# Ikamet failed



## RogerL (Jan 14, 2016)

I have been waiting in Istanbul for my Ikamet to be renewed. I have just discovered that the application failed because the documents never arrived in time but I was not informed even when I enquired in November. This means that I have spent 65 days in Turkey without a permit. I am booked to fly back to England on Jan 28. Is there any way I can avoid a fine and a 3 month ban when the problem was not one of my making?


----------



## MertL (Jan 16, 2016)

*ikamet*

Dear Roger,

The cancelation of your application must be notified to you, you have a good intention. If you need more information, you can send an e-mail /snip/

Refusal, cancelation or non-renewal of residence permit applications
lodged in Turkey

ARTICLE 25 –

(2) Refusal, non-renewal or cancelation of the application shall be notified to
the foreigner or, to his/her legal representative or lawyer. This notification
shall also include information on how foreigners would effectively
exercise their right of appeal against the decision as well as other legal
rights and obligations applicable in the process.


----------



## BedouGirl (Sep 15, 2011)

MertL said:


> Dear Roger, The cancelation of your application must be notified to you, you have a good intention. If you need more information, you can send an e-mail /snip/ Refusal, cancelation or non-renewal of residence permit applications lodged in Turkey ARTICLE 25 – (2) Refusal, non-renewal or cancelation of the application shall be notified to the foreigner or, to his/her legal representative or lawyer. This notification shall also include information on how foreigners would effectively exercise their right of appeal against the decision as well as other legal rights and obligations applicable in the process.

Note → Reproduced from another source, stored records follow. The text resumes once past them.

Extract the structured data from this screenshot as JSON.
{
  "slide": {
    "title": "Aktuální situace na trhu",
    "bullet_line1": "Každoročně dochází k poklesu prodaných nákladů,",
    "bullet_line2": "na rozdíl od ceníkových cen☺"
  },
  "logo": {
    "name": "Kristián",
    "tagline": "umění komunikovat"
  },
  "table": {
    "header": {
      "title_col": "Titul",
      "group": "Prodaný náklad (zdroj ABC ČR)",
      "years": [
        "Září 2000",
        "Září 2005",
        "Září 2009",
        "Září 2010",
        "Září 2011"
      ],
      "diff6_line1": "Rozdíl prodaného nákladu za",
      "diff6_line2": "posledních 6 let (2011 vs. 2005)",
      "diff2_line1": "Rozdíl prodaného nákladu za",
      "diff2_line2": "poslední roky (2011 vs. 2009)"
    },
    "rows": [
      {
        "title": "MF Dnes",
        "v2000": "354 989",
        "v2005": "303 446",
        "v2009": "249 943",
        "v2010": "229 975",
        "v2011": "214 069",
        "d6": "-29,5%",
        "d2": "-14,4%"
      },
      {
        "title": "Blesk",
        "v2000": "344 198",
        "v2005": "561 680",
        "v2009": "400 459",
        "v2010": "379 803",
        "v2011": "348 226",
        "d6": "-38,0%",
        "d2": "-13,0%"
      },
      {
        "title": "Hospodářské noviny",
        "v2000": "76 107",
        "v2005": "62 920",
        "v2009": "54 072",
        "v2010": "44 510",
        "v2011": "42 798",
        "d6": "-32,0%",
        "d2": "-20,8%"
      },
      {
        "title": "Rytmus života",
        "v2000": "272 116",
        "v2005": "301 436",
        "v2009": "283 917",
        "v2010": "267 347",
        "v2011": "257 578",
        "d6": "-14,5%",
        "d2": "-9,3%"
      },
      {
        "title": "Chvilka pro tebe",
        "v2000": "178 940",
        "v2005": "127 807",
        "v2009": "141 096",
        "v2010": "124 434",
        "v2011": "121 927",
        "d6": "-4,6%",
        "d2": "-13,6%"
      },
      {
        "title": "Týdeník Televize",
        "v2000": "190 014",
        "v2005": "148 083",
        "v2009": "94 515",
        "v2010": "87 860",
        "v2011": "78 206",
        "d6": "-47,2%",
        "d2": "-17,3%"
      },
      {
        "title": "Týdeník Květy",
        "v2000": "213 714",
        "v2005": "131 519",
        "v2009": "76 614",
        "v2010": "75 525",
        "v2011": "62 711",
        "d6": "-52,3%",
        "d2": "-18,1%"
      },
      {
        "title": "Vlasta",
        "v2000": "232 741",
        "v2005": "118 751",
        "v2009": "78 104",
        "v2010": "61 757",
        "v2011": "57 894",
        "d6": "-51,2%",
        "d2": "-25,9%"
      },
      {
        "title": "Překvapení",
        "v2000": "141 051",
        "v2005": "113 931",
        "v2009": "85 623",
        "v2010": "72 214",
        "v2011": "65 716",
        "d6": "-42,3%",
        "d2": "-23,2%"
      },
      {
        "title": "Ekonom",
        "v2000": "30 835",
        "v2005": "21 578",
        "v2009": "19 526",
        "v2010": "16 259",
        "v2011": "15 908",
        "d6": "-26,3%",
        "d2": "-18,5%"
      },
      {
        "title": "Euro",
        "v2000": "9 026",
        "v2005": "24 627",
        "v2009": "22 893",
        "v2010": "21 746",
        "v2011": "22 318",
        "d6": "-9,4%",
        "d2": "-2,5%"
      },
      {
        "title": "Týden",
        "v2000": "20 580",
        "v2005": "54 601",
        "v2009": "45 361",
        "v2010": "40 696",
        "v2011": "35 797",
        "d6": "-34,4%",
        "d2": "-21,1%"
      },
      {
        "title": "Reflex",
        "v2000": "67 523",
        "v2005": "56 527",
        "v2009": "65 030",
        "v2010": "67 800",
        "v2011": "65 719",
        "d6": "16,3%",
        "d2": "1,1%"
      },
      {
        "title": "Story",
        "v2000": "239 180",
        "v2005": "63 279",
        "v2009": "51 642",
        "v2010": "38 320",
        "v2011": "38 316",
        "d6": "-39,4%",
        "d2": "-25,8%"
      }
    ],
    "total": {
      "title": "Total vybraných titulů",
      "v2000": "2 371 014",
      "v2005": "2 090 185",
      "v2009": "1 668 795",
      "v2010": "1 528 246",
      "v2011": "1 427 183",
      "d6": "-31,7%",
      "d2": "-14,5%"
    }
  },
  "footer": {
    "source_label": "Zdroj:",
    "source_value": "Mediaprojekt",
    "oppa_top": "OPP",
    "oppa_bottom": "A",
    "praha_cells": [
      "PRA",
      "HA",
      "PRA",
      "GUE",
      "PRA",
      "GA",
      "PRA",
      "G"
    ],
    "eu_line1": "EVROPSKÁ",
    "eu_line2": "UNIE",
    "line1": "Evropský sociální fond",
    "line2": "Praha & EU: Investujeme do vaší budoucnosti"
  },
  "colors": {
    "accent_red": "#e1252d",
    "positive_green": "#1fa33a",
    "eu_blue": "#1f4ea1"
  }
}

Posting personal contact details on the forum is not permitted. Please read the forum rules before posting again.


----------



## RogerL (Jan 14, 2016)

*Thank you*




MertL said:


> Dear Roger,
> 
> The cancelation of your application must be notified to you, you have a good intention. If you need more information, you can send an e-mail /snip/
> 
> ...


Thank for this information. I will make another visit to the Office this week.


----------